Most of these groups are more interested in turning a profit than cultivating a humane, just, informed, and democratic society through humane, just, informed, and democratic schooling. The people (and groups) that want to do away with public education in the name of innovation, equity, and 20th century-skills are, in my experience, mostly about cashing in on a lucrative and relatively untapped market. Carpetbaggers.
I’m worried that the anxiety to “do our best!” and “be creative!” will open the door for all sorts of virtual academies or cyber communities to setup shop at the expense of the messy, relational, and human working of teachers and students being together in spaces. In the business of educational scholarship, we describe this as the neoliberal threat to public education.

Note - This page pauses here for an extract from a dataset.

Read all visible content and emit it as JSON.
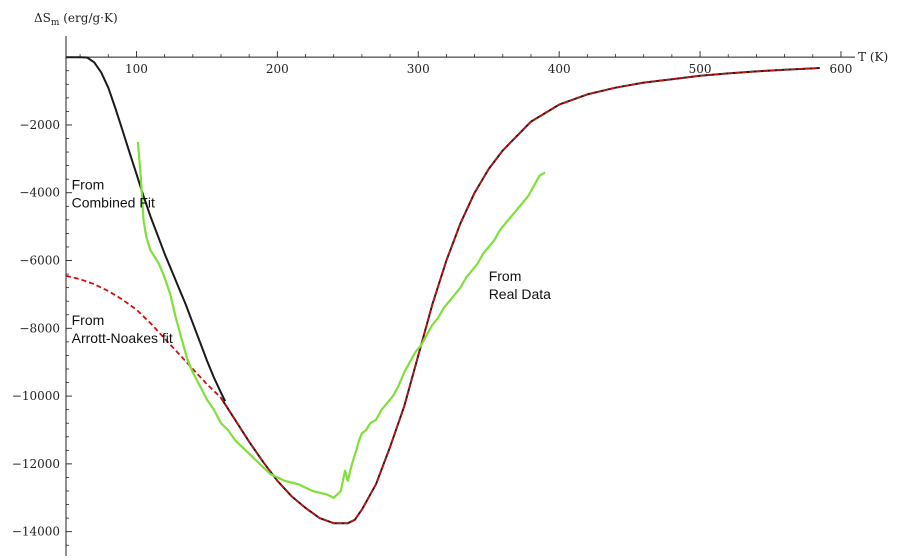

Maybe we shouldn’t worry about doing our best and being creative. Maybe we ought to deal with this pandemic and keep at the work of learning how not to hurt each other in schools (and society)?
***
So remember we’re in a global pandemic. And I don’t repeat my friend’s comment here to stir up fear. Or accuse you of anything. Or to pretend I have the answer to this. Or even the question to ask. How should you respond to all of this? How should I respond? Beat’s me. Probably has something to do with being cautious, listening to real information about what’s happening, and responding carefully to very strange times.

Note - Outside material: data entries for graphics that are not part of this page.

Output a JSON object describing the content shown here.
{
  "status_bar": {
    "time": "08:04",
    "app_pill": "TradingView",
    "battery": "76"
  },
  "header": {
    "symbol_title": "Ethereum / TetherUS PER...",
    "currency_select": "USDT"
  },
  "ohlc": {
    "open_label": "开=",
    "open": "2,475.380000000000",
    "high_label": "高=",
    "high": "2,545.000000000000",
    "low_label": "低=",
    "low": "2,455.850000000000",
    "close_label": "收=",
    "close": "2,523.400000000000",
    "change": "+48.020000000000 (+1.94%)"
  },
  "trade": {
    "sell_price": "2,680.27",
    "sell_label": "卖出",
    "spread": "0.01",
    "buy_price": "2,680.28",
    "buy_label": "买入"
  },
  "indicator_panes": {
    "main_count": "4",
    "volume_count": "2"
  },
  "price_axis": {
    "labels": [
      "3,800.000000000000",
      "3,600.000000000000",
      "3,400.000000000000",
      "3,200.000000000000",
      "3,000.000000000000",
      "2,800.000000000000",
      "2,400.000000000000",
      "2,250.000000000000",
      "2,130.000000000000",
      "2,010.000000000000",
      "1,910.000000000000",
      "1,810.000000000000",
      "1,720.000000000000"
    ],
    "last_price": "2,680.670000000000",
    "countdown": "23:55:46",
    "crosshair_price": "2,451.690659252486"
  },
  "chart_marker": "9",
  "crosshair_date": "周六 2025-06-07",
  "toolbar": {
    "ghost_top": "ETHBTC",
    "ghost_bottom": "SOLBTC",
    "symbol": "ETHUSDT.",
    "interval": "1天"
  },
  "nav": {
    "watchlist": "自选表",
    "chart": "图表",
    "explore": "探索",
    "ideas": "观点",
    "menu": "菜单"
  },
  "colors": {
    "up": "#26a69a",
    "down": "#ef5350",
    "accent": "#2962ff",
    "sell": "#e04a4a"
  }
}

There’s also this. I spent some time reading about historical pandemics last week. There’s one thing to be certain of. Human beings have been grappling with sickness for as long as we’ve been figuring out ways to be cruel to each other. There’s a history of how cultures and societies function in response to pandemics. The History minor in me is reminded what a poor job we do of paying attention to what has happened before as we figure out what is happening now. There’s nothing new about wearing masks. About closing schools. About worrying about the economy or mental health or treatments for a pandemic. Here is what is new, though. We live in an age with more real and reliable information at our fingertips than any group of people that came before us. We also live in an age with more false, didactic, and rhetorically manipulative information than ever before. We need to be smart about how we interact with the information available to us, folks. In the business, we call that critical literacy. And we call it cognitive dissonance when information makes you angry because it messes with how you want the world to be.
So I don’t know that I’m capable of my best now. My best thinking. My best teaching. My best writing. Now is the time to be creative? No, now is the time to survive this thing.